Egalement passionné par le travail que l’Altane Théâtre effectue avec la Commedia dell’Arte depuis qu’il a vu la « Mascarade Fantastique », Paul EMOND aime travailler sous forme de work in progress avec les comédiens lorsque cela lui est permis. Or la Commedia exige ce type de travail. En effet, lors de la construction du spectacle, nous fixons les choses essentielles mais le reste est en perpétuelle évolution.

Ce n’est pas seulement la xème adaptation de La Nuit des rois mais c’est un travail plus particulier que j’ai mis en chantier avec l’Altane Théâtre.
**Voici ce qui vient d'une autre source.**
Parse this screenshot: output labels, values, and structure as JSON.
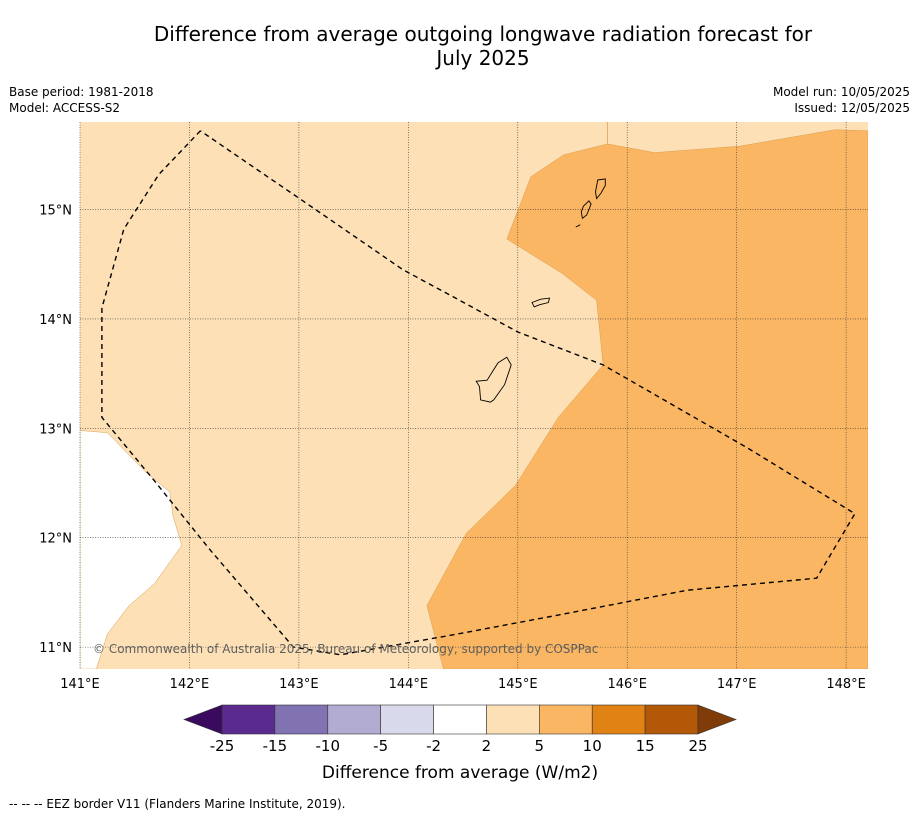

Dans mon parcours d’auteur et d’adaptateur (si je compte bien, il s’agit ici de ma treizième adaptation!), ce travail représente quelque chose de nouveau et donc, pour moi, de particulièrement intéressant et stimulant: déporter la célèbre comédie de Shakespeare vers la Commedia dell’Arte, tout en s’efforçant d’en garder un maximum de traits spécifiques.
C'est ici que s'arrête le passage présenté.